She always said if we broke up she would end up ruining an entire culture for me. False. I love Brazil, it has its problems but it is a beautiful place full of some of the warmest people I’ve ever met. I look forward to going again one day. I absorbed so much of their culture that I feel more at home there than I do in my own home.
I do miss her, I really do, as you miss anyone you once loved. Maybe I still love her but it’s irrelevant now isn’t it? The memories will always be there and I can’t deny that she had an influence on me. A huge one, both good and bad but how would I let the actions of one woman ruin an entire culture for me? For a smart woman she sure could be stupid as fuck.
I may even go out to some of the Brazilian bars in London. And, I know what you’re thinking… Gringo is going hunting for girls. Who could blame me really? They’re fucking beautiful. I totally have a weakness for that accent now but that isn’t it. I miss the food, the drinks etc. There’s this beautiful casual way of life in Brazil. Everything is done in time, not rushed. I really love that.

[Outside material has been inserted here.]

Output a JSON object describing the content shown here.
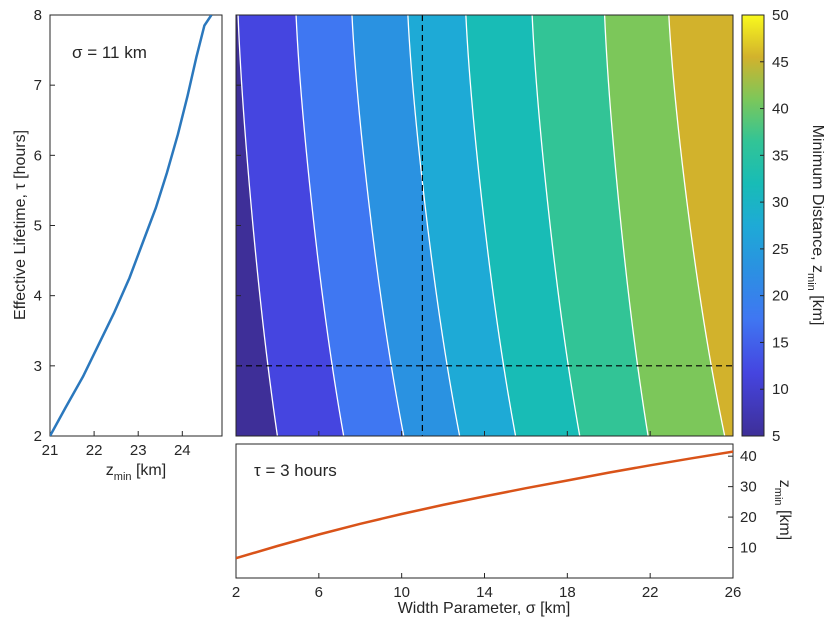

I also enjoyed the ease with which I could socialise. The women seemed to like me and they weren’t afraid to let me know it, I find that refreshing. It’s so rare to have a girl just outright say she likes you here. Cultural difference I guess? It’s also rare to strike up a random conversation that leads to a friendship here. Honestly if I could manage it I would just skip country.
I have a feeling Id be happier there if I could make a decent living. I miss the wildlife and beautiful natural scenery. There’s really nothing like that here. I understand why Brazilians come to London but I also understand why they return home. Who would want to stay here forever unless their situation at home is infinitely worse?
I’d trade the relative safety of London for Brazil any day. It’s funny, how full of yourself can you be to believe you could wreck someone’s view of an entire group of people?
In a closing statement, I’m not going to claim that everything that happened was her fault. I fuck up, I make mistakes and my words are sometimes razor edged. I always attempted to right my wrongs and let her know she was more important than whatever we argued about. And finally, I do not fetishise those women. I do however have a massive weakness for them probably as a consequence of my positive experiences with them.